The mole fraction formula in any solution, the mole fraction of solute \[A\] is = $\dfrac {Moles\;of\;A}{Total\;number\;of\;moles}$
Mathematically, we can write,
\[{\text{Mole fraction of A = }}\dfrac{{{\text{Number of moles of A}}}}{{{\text{Total number of moles}}}}{\text{ = }}\dfrac{{{{\text{n}}_A}}}{{{{\text{n}}_{total}}}}\].
Where,
\[{{\text{n}}_A}\]\[ = \] Number of moles of A component.
\[{{\text{n}}_{total}}\]\[ = \] Total number of moles present in the system.

Complete step by step answer:
Given, A mixture of ethanol and ${\text{CC}}{{\text{l}}_{\text{4}}}$ has 30 % ${\text{CC}}{{\text{l}}_{\text{4}}}$ by weight.
So, we can say, \[30g\] ${\text{CC}}{{\text{l}}_{\text{4}}}$ is present in the 100g mixture.
So, Mass of ${\text{CC}}{{\text{l}}_{\text{4}}}$\[ = {\text{ }}30g\]
Mass of ethanol $ = 100 - 30 = 70{\text{gm}}$
$\therefore $Moles of ${\text{CC}}{{\text{l}}_{\text{4}}}$ present $ = \dfrac{{30}}{{154}} = 0.195$
$\left[ {{\text{Molecular weight of CC}}{{\text{l}}_{\text{4}}} = 12 + \left( {35.5 \times 4} \right) = 154} \right]$
$\therefore $Moles of ${\text{ C}}{{\text{H}}_{\text{3}}}{\text{C}}{{\text{H}}_{\text{2}}}{\text{OH}}\;{\text{ = }}\dfrac{{{\text{70}}}}{{{\text{46}}}}{\text{ = 1}}{\text{.521}}$

$\left[ {{\text{Molecular weight of Ethanol (}}{{\text{C}}_{\text{2}}}{{\text{H}}_{\text{5}}}{\text{OH) = }}\left( {{\text{12 $\times$ 2}}} \right){\text{ + }}\left( {{\text{6 $\times$ 1}}} \right){\text{ + 16 = 46}}} \right]$
Now, we have the number of moles of both ${\text{CC}}{{\text{l}}_{\text{4}}}$and Ethanol.
So, we can use the formula,
\[{\text{Mole fraction of CC}}{{\text{l}}_{\text{4}}}{\text{ = }}\dfrac{{{\text{Number of moles of CC}}{{\text{l}}_{\text{4}}}}}{{{\text{Total number of moles}}}}{\text{ = }}\dfrac{{{{\text{n}}_{{\text{CC}}{{\text{l}}_{\text{4}}}}}}}{{{{\text{n}}_{{\text{total}}}}}}\]
$\therefore $Mole fraction of ${\text{CC}}{{\text{l}}_{\text{4}}} = \dfrac{{0.195}}{{\left( {0.195 + 1.521} \right)}} = 0.11$

Hence, the correct option (A) is the right answer.
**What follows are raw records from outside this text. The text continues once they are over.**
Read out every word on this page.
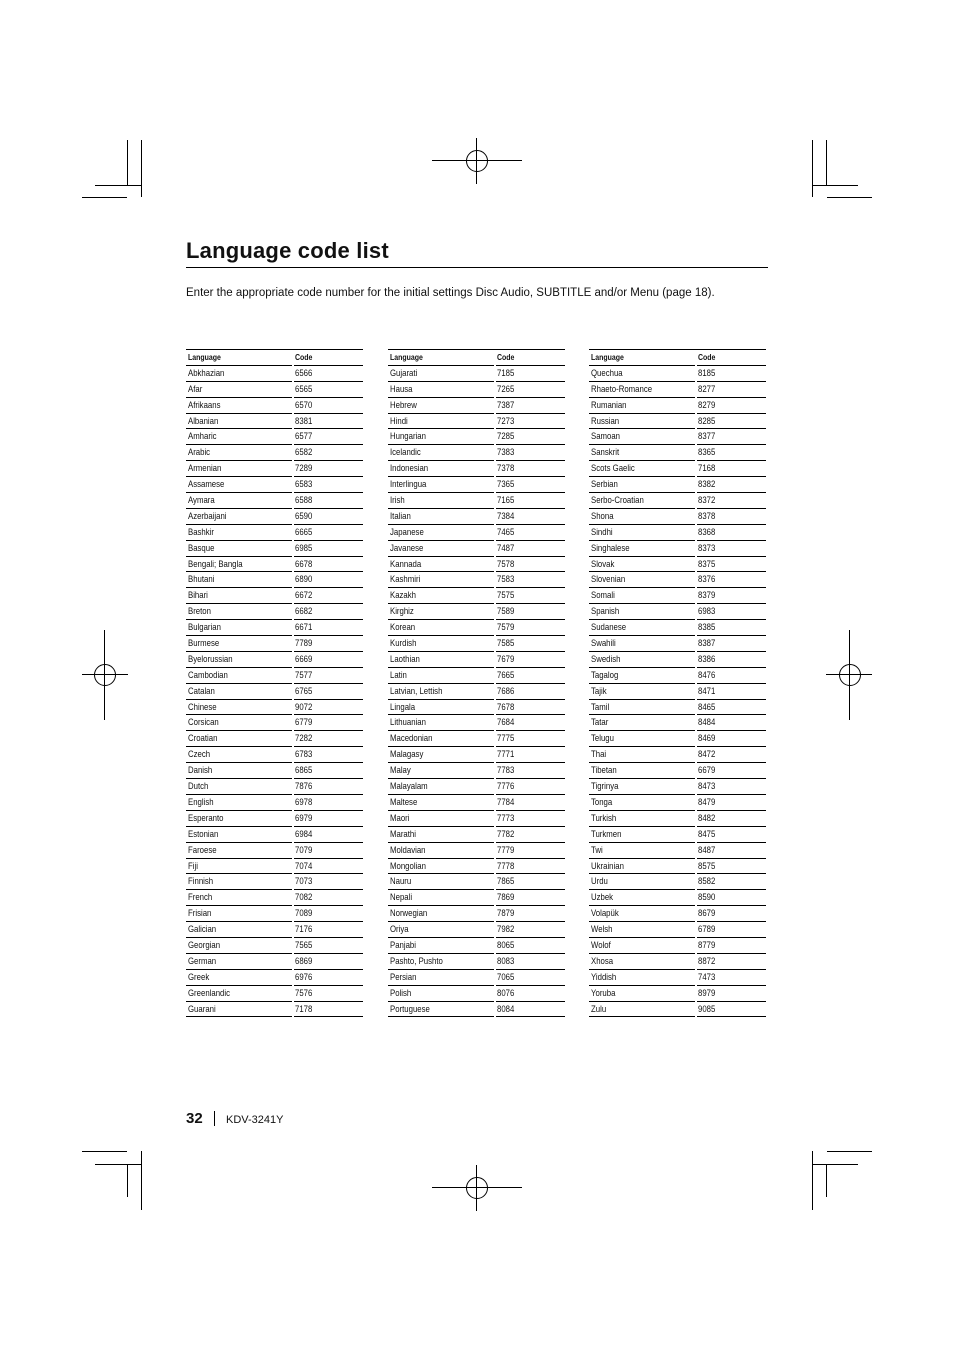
Language code list

Enter the appropriate code number for the initial settings Disc Audio, SUBTITLE and/or Menu (page 18).

Language	Code
Abkhazian	6566
Afar	6565
Afrikaans	6570
Albanian	8381
Amharic	6577
Arabic	6582
Armenian	7289
Assamese	6583
Aymara	6588
Azerbaijani	6590
Bashkir	6665
Basque	6985
Bengali; Bangla	6678
Bhutani	6890
Bihari	6672
Breton	6682
Bulgarian	6671
Burmese	7789
Byelorussian	6669
Cambodian	7577
Catalan	6765
Chinese	9072
Corsican	6779
Croatian	7282
Czech	6783
Danish	6865
Dutch	7876
English	6978
Esperanto	6979
Estonian	6984
Faroese	7079
Fiji	7074
Finnish	7073
French	7082
Frisian	7089
Galician	7176
Georgian	7565
German	6869
Greek	6976
Greenlandic	7576
Guarani	7178
Language	Code
Gujarati	7185
Hausa	7265
Hebrew	7387
Hindi	7273
Hungarian	7285
Icelandic	7383
Indonesian	7378
Interlingua	7365
Irish	7165
Italian	7384
Japanese	7465
Javanese	7487
Kannada	7578
Kashmiri	7583
Kazakh	7575
Kirghiz	7589
Korean	7579
Kurdish	7585
Laothian	7679
Latin	7665
Latvian, Lettish	7686
Lingala	7678
Lithuanian	7684
Macedonian	7775
Malagasy	7771
Malay	7783
Malayalam	7776
Maltese	7784
Maori	7773
Marathi	7782
Moldavian	7779
Mongolian	7778
Nauru	7865
Nepali	7869
Norwegian	7879
Oriya	7982
Panjabi	8065
Pashto, Pushto	8083
Persian	7065
Polish	8076
Portuguese	8084
Language	Code
Quechua	8185
Rhaeto-Romance	8277
Rumanian	8279
Russian	8285
Samoan	8377
Sanskrit	8365
Scots Gaelic	7168
Serbian	8382
Serbo-Croatian	8372
Shona	8378
Sindhi	8368
Singhalese	8373
Slovak	8375
Slovenian	8376
Somali	8379
Spanish	6983
Sudanese	8385
Swahili	8387
Swedish	8386
Tagalog	8476
Tajik	8471
Tamil	8465
Tatar	8484
Telugu	8469
Thai	8472
Tibetan	6679
Tigrinya	8473
Tonga	8479
Turkish	8482
Turkmen	8475
Twi	8487
Ukrainian	8575
Urdu	8582
Uzbek	8590
Volapük	8679
Welsh	6789
Wolof	8779
Xhosa	8872
Yiddish	7473
Yoruba	8979
Zulu	9085
32 KDV-3241Y
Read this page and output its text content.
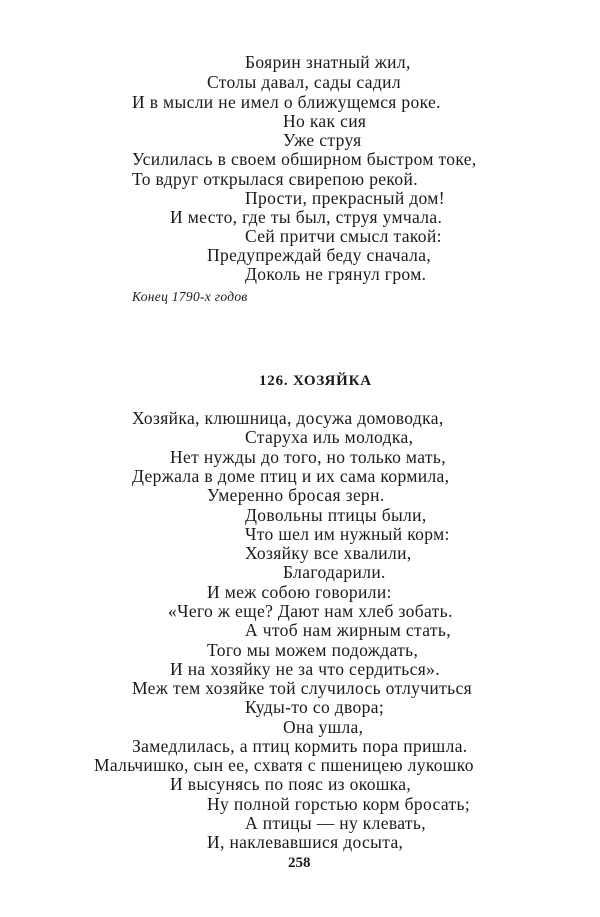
Боярин знатный жил,
Столы давал, сады садил
И в мысли не имел о ближущемся роке.
Но как сия
Уже струя
Усилилась в своем обширном быстром токе,
То вдруг открылася свирепою рекой.
Прости, прекрасный дом!
И место, где ты был, струя умчала.
Сей притчи смысл такой:
Предупреждай беду сначала,
Доколь не грянул гром.
Конец 1790-х годов
126. ХОЗЯЙКА
Хозяйка, клюшница, досужа домоводка,
Старуха иль молодка,
Нет нужды до того, но только мать,
Держала в доме птиц и их сама кормила,
Умеренно бросая зерн.
Довольны птицы были,
Что шел им нужный корм:
Хозяйку все хвалили,
Благодарили.
И меж собою говорили:
«Чего ж еще? Дают нам хлеб зобать.
А чтоб нам жирным стать,
Того мы можем подождать,
И на хозяйку не за что сердиться».
Меж тем хозяйке той случилось отлучиться
Куды-то со двора;
Она ушла,
Замедлилась, а птиц кормить пора пришла.
Мальчишко, сын ее, схватя с пшеницею лукошко
И высунясь по пояс из окошка,
Ну полной горстью корм бросать;
А птицы — ну клевать,
И, наклевавшися досыта,
258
Note: The sum of all the mole fractions is equal to \[1\]:
$\sum\limits_{i = 1}^N {{n_i} = {n_{tot}};\;\;\sum\limits_{i = 1}^N {{x_i} = 1.} } $
Mole fraction is a quantity which is basically used to define concentration of a component in a mixture.
We can use this quantity to determine many properties like entropy change of mixing, free energy change of mixing, internal energy change of a gaseous system etc.
Mole fraction is a unit-less quantity.